Carbachol- and norepinephrine-stimulated phosphoinositide metabolism in rat brain: effect of chronic cholinesterase inhibition.

Activation of cholinergic muscarinic receptors leads to several biochemical events including an increased turnover of phosphoinositides. In this study we have investigated whether repeated administration of the organophosphorus insecticide disulfoton, known to cause the development of tolerance to this compound, would affect phosphoinositide metabolism in rat brain.
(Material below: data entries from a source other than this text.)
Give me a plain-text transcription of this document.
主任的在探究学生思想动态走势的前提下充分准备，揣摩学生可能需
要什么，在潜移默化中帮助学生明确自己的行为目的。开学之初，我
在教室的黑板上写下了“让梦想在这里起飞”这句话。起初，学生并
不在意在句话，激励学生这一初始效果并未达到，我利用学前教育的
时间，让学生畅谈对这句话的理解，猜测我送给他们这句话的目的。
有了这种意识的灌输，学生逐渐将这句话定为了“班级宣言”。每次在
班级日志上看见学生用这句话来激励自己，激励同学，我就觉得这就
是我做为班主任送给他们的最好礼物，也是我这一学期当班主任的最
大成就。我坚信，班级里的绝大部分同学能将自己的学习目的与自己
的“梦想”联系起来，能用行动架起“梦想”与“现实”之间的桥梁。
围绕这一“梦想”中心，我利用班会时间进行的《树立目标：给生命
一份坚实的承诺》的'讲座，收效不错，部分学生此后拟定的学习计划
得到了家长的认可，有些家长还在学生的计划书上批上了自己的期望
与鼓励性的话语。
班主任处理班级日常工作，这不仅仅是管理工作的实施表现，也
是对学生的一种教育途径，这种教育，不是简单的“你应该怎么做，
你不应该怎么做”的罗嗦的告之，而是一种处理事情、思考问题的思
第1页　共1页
Basal and carbachol-stimulated phosphoinositide metabolism were measured in cerebral cortex slices, by measuring the accumulation of inositol phosphates (InsPs) in the presence of lithium. In control animals carbachol caused a 600% increase in InsPs accumulation with an EC50 of 100 microM. Maximal effect occurred with a LiCl concentration of 7.5 mM and required the presence of calcium. Administration of disulfoton for 10 days (2 mg/kg/day by gavage), decreased the number of muscarinic receptors in cortex from 1.1 to 0.7 pmol/mg of protein without changing the affinity of the receptors (both measured by binding of [3H]quinuclidinyl benzilate). Acetylcholinesterase was inhibited by 85%. Basal InsPs accumulation was unchanged in disulfoton-treated rats, whereas carbachol-stimulated InsPs accumulation decreased by 18%. No changes of norepinephrine-stimulated InsPs formation and of alpha-1 adrenoceptors were present in cortices from disulfoton-treated rats. Recovery of muscarinic receptor binding and carbachol-stimulated InsPs accumulation occurred at a similar rate and was completed 2 to 3 weeks after the end of the treatment, whereas acetylcholinesterase activity was still 38% inhibited 3 weeks later. These results support the hypothesis that a functional adaptation of muscarinic receptors is involved in the development of tolerance to organophosphates.